“We’re doing things we never thought were possible.” 

Once generally considered outliers in the sport, in recent years the women of Highland have set the stage for an explosion of female ridership and progression. In this month’s episode of Highland Is Home we talk to Chelsea, Brooke, Dawn, and Tania about the importance of community and what they’re excited to see from women on bikes next.

Compared to many of the riders we’ve highlighted in this series Chelsea Read is relatively new to downhill mountain biking, but she’s certainly no stranger to being on two wheels: she’s been riding moto for most of her life. Chelsea had already checked off a handful of significant Highland features coming into this season, but she’s always ready for more. She’s notorious for her ability to push past fear, seeming to learn from setbacks almost immediately. “Riding with the other women has been extremely inspirational,” she says.  “Seeing how far they can push it makes me push it that much further.” Chelsea’s own attitude, it’s clear, provides that same kind of inspiration to everyone she rides with.

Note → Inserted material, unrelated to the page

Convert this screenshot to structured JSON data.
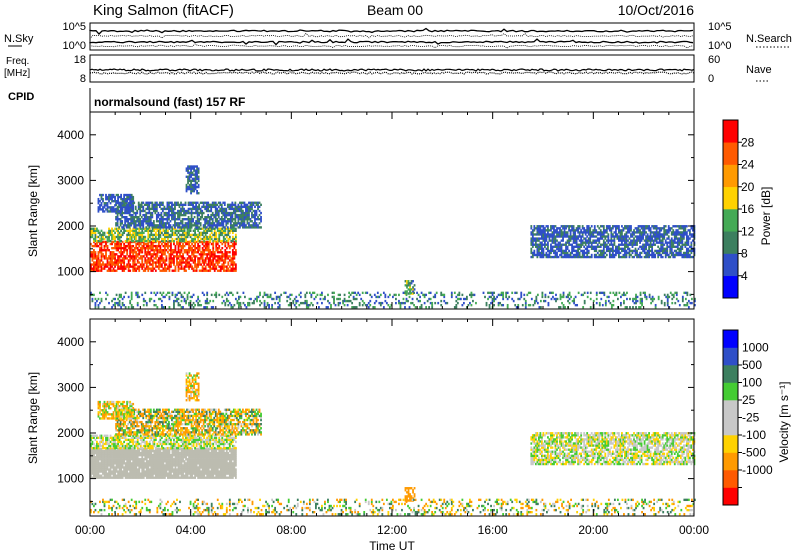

Brooke Trine found her way to Highland thanks to a well-timed social media post from coach/trail builder/fellow shredder Whitney Poulin. Though she was already a talented BMX rider, Brooke had actually never been on a full-suspension—or, as she calls them, “squish”—bike before. After hearing about Highland’s Women’s Gravity Weekend from Whitney, Brooke decided to take a chance and travel from Ohio to New Hampshire to try something new. It only took one weekend of riding for her to be completely hooked. (The timing worked out well. Not long after her first visit to Highland, Brooke was invited to compete in the Speed & Style event at Crankworx Whistler.)

This summer, Brooke was ready to take on another new challenge: the Slopestyle course. She once again reached out to a Highland local over Instagram: this time Tania Lillak. Suddenly the women found themselves at the top of the Slopestyle course (along with Chelsea and Riley Miller) where they decided to work their way down, sessioning one feature after another until they could all be checked off the list. Brooke plans to make the Crankworx rounds again next year and continue to pursue slopestyle. She’ll definitely be returning to Highland in the meantime: “The friends that I’ve met here, they feel like family, and I just love being here,” she says. “I think this is the greatest progression playground that I’ve been to.”

Folks who tend to look to social media to keep up with the Highland locals may not immediately recognize Dawn Bourque. She manages to fly under the radar online, but she’s actually something of a Highland legend.  She’s fast, and she excels on tech trails, picking out lines that many of us would never even consider and zipping effortlessly through the gnarliest terrain Highland has to offer. To be fair, she’s known these trails in their every iteration since the very beginning: Dawn was one of the only thirty or so riders at the mountain on opening day in 2006. 

“The first run down Eastern Hemlock was really fun,” she tells us. “Then we went over to Maiden Voyage and it was a whole different story for me. I’d raced for ten years, but I never saw that stuff.” Back then, Maiden Voyage was peppered with large wooden features, jumps, and drops. Never one to shy away from a challenge, Dawn immediately committed to conquering it. While her friends took a lunch break at the car to get out of the rain for a while, she hopped back on the lift. In just a few more runs, she’d managed to master it.

Dawn has been riding since 1989, started racing mountain bikes in 1994, and has quite a few titles to her name, including more than one Triple Crown. Over her fifteen years riding at Highland, Dawn has watched the sport expand to welcome more and more talented female riders across an ever-widening array of disciplines. “I’m really excited about the group that’s out here now,” she told us, referring to Chelsea, Brooke, Tania, and so many others. “They’re doing such big things on the slopestyle—and I’m hoping some of them will take me down and teach me how to do it.” (We have no doubt that she’d make short work of it.)

The inspiration behind a popular phrase around the mountain—ˮBrody’s mom can do it”—Tania Lillak has long been a driving force for encouraging everyone’s progression. Originally from Toronto, Canada, Tania now lives in Massachusetts and can be found at Highland nearly every weekend. She’s a familiar face among the locals, well-known for her bright personality, welcoming attitude, and incredible enthusiasm for riding: you’d be hard-pressed to find a photo of Tania on her bike where she’s not smiling from ear to ear. 

Tania has been riding for twenty-five years, but only recently has been able to lean on the growing community of female riders. “I think it’s really important for women to see other women riding at Highland,” she says. This summer, Tania really committed to taking her riding to the next level, tackling slopestyle for the first time and working tirelessly on new tricks. It’s fair to say that Tania has been instrumental in building up the dedicated and enthusiastic crew we’re now seeing at the mountain almost every day. “The thing I’m most excited about for women on bikes, because now I know it can happen, is competitive slopestyle,” Tania says. “Women are definitely ready for slope.”


One thing all of these women have in common? They want to show what they can do. And it’s time we all start watching.